A dying teenager’s song and thousand-watt smile go viral and raise the question:
Posted December 19, 2013
Earlier this month, 5,000 people packed the Mall of America to sing “Clouds,” a hit song written and recorded by a terminally ill Minnesota teenager named Zach Sobiech.
He wrote “Clouds” to say goodbye to his family and friends. It reached No. 1 on the iTunes singles chart, and a short video of the recording session has received more than 9 million views on YouTube. A 22-minute documentary, “My Last Days: Meet Zach Sobiech,” has logged nearly 12 million views. It is reposted endlessly on Facebook and shown in high school classes.
It is an inspiring story of living fully in the face of death, with grace, an easy laugh and a thousand-watt smile. Zach refused brutal treatment that, at best, would have bought him some time, so he could be home with his close-knit family, hang out with his girlfriend, and make music. He died in May.
The video is part of a “My Last Days” series, and though none of the others has matched Zach’s for web traffic, each mini-documentary has drawn hundreds of thousands of views:
Ann Silberman, a 52-year-old wife and mother who has terminal breast cancer, tries every treatment available in hopes of living to see her younger son graduate from high school.
Christopher Aiff, age 21, says no to chemo and takes off on a glorious trip around the world with his beloved sister, after being told that his bone cancer would kill him within two years.
Juli Palmer, a wife and mother of five who always loved photography, spends hours capturing and editing memories for her family.
Every video in the series can grab you by the throat, stop you from stressing about things like work deadlines and propel you to hug your kids. That is by design. “My Last Days” director-producer Justin Baldoni has sought subjects “who are battling a terminal illness and have been given a specific number of weeks or months to live” and whose stories of “courage, hope and determination can inspire others to re-examine the way they are living.”
Predictably, Baldoni’s search initially provoked blowback online. People accused him of exploiting the dying, of trying to package the experience in the relentless cheer and uplift that the Chicken Soup for the Soul books have proven to be a winning formula. What about patients who rage at their death sentence, some people asked. Is it somehow not OK to feel angry or frozen with fear?
I wondered too.
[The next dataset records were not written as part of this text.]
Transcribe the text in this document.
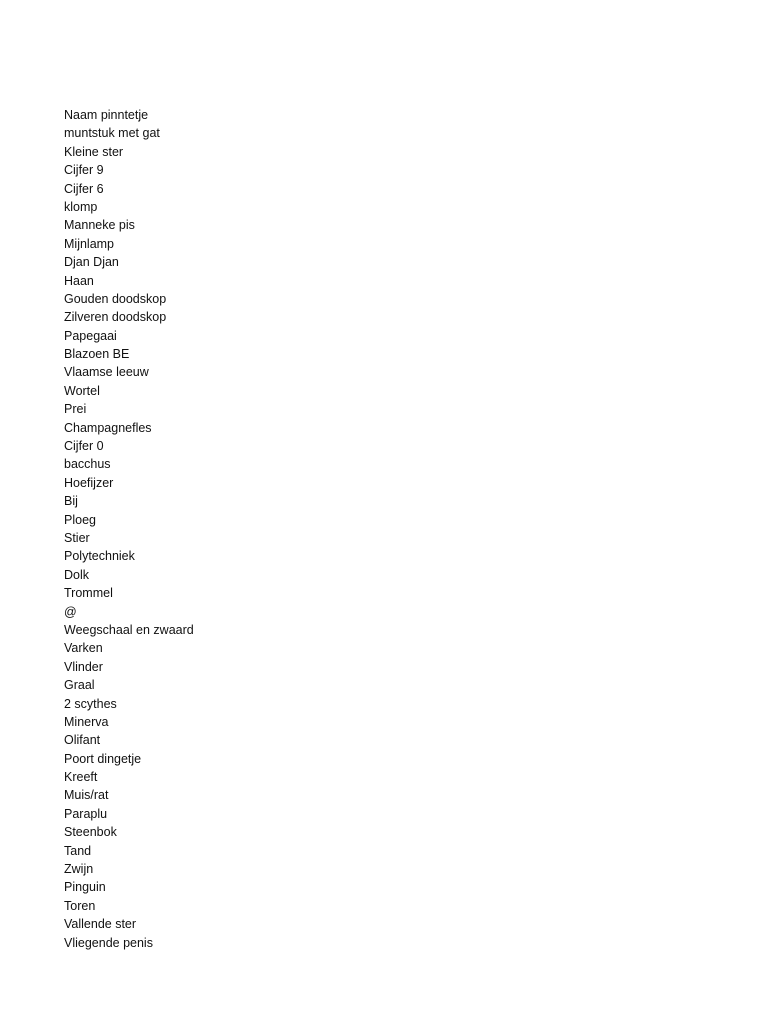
Naam pinntetje
muntstuk met gat
Kleine ster
Cijfer 9
Cijfer 6
klomp
Manneke pis
Mijnlamp
Djan Djan
Haan
Gouden doodskop
Zilveren doodskop
Papegaai
Blazoen BE
Vlaamse leeuw
Wortel
Prei
Champagnefles
Cijfer 0
bacchus
Hoefijzer
Bij
Ploeg
Stier
Polytechniek
Dolk
Trommel
@
Weegschaal en zwaard
Varken
Vlinder
Graal
2 scythes
Minerva
Olifant
Poort dingetje
Kreeft
Muis/rat
Paraplu
Steenbok
Tand
Zwijn
Pinguin
Toren
Vallende ster
Vliegende penis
Is a death less worthy of our attention—and what measures our attention these days more than the number of online hits—because a person does not go gently, smiling sweetly, into the good night?
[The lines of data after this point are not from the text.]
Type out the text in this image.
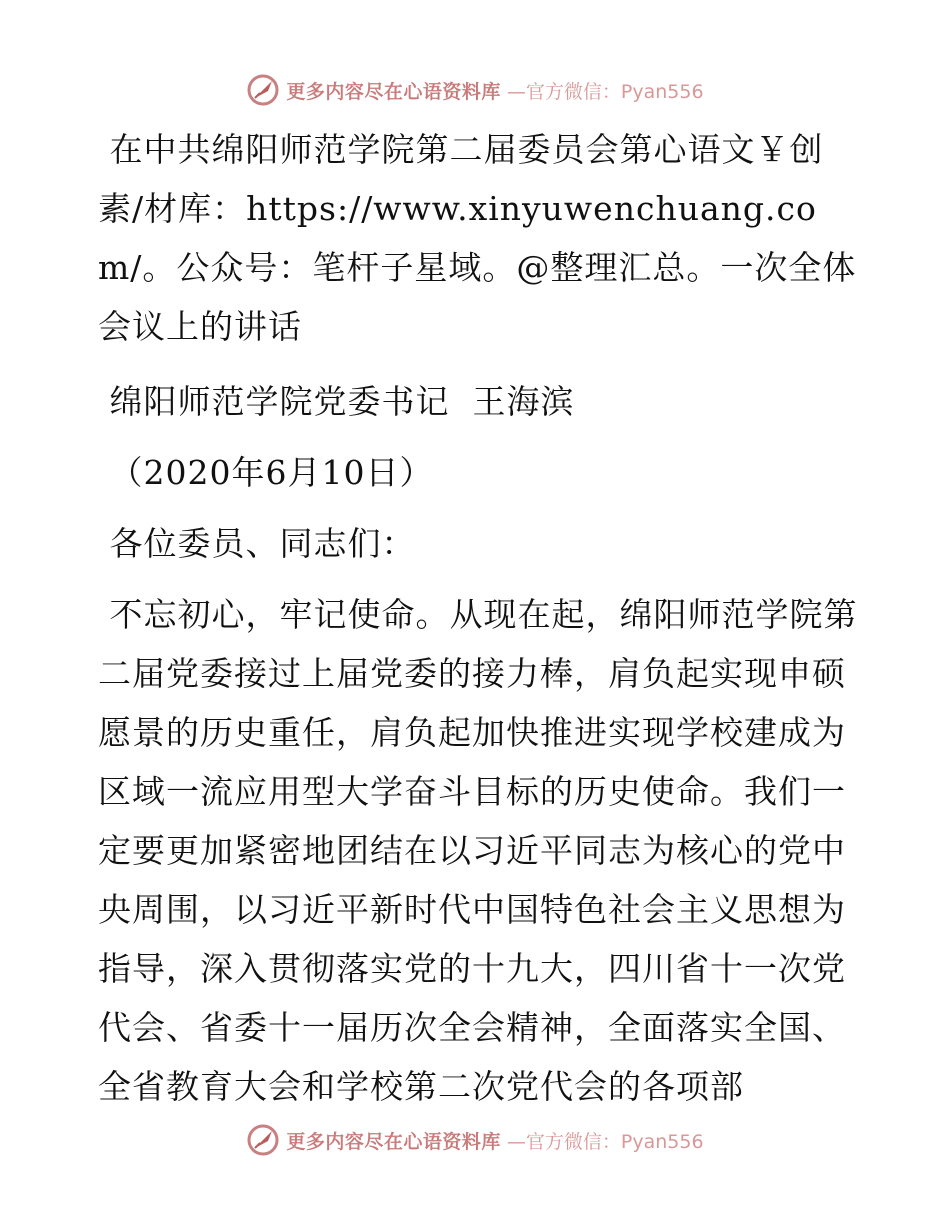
更多内容尽在心语资料库 —官方微信：Pyan556

在中共绵阳师范学院第二届委员会第心语文￥创素/材库：https://www.xinyuwenchuang.com/。公众号：笔杆子星域。@整理汇总。一次全体会议上的讲话

绵阳师范学院党委书记  王海滨

（2020年6月10日）

各位委员、同志们：

不忘初心，牢记使命。从现在起，绵阳师范学院第二届党委接过上届党委的接力棒，肩负起实现申硕愿景的历史重任，肩负起加快推进实现学校建成为区域一流应用型大学奋斗目标的历史使命。我们一定要更加紧密地团结在以习近平同志为核心的党中央周围，以习近平新时代中国特色社会主义思想为指导，深入贯彻落实党的十九大，四川省十一次党代会、省委十一届历次全会精神，全面落实全国、全省教育大会和学校第二次党代会的各项部

更多内容尽在心语资料库 —官方微信：Pyan556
The series addresses this, to a point. Everyone has phenomenal attitudes but some darker moments are shown. “Dying sucks. Cancer sucks,” Juli says. “I try to not let it rule me and take over everything.”
While her husband struggles, without much success, to put on a smile, he sees her point: “You gotta be positive, like she says. … The sun comes up every day.”
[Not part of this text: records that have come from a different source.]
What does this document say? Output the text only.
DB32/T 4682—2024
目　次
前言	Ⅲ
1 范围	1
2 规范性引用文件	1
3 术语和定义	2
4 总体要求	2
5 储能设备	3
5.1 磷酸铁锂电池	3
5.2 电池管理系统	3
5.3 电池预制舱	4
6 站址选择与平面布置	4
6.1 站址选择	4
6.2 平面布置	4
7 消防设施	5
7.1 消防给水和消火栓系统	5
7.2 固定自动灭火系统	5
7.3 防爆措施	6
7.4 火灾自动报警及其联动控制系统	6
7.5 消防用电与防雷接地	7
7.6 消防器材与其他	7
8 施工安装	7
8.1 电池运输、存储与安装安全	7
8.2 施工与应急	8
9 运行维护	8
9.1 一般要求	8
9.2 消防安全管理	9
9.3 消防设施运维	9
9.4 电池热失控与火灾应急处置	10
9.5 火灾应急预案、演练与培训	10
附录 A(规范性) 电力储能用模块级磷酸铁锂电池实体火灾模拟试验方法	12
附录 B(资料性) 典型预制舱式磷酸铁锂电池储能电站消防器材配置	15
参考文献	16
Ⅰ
The videos are spurring conversations about death and dying—and we need more discussions like that. Seventy percent of Americans say they hope to die at home, yet only about 30 percent actually do, often because people can’t bring themselves to plan until it’s too late. We spend billions of dollars on medical treatments in the last year of life. Too often these achieve nothing but leave patients too ravaged to say goodbye to the people they love.
Perhaps the more we see people dying on their own terms and talking frankly about it, the more comfortable we’ll become about discussing our final wishes and preparing ourselves to be there for those we love when the time comes—the way Zach’s friends and family, and Juli’s, Ann’s and Christoper’s are there for them.
“The decision to be positive is not one that disregards or belittles the sadness that exists,” Christopher says. “It is, rather, a conscious choice to focus on the good and to cultivate happiness, and genuine happiness. Happiness is not a limited resource.”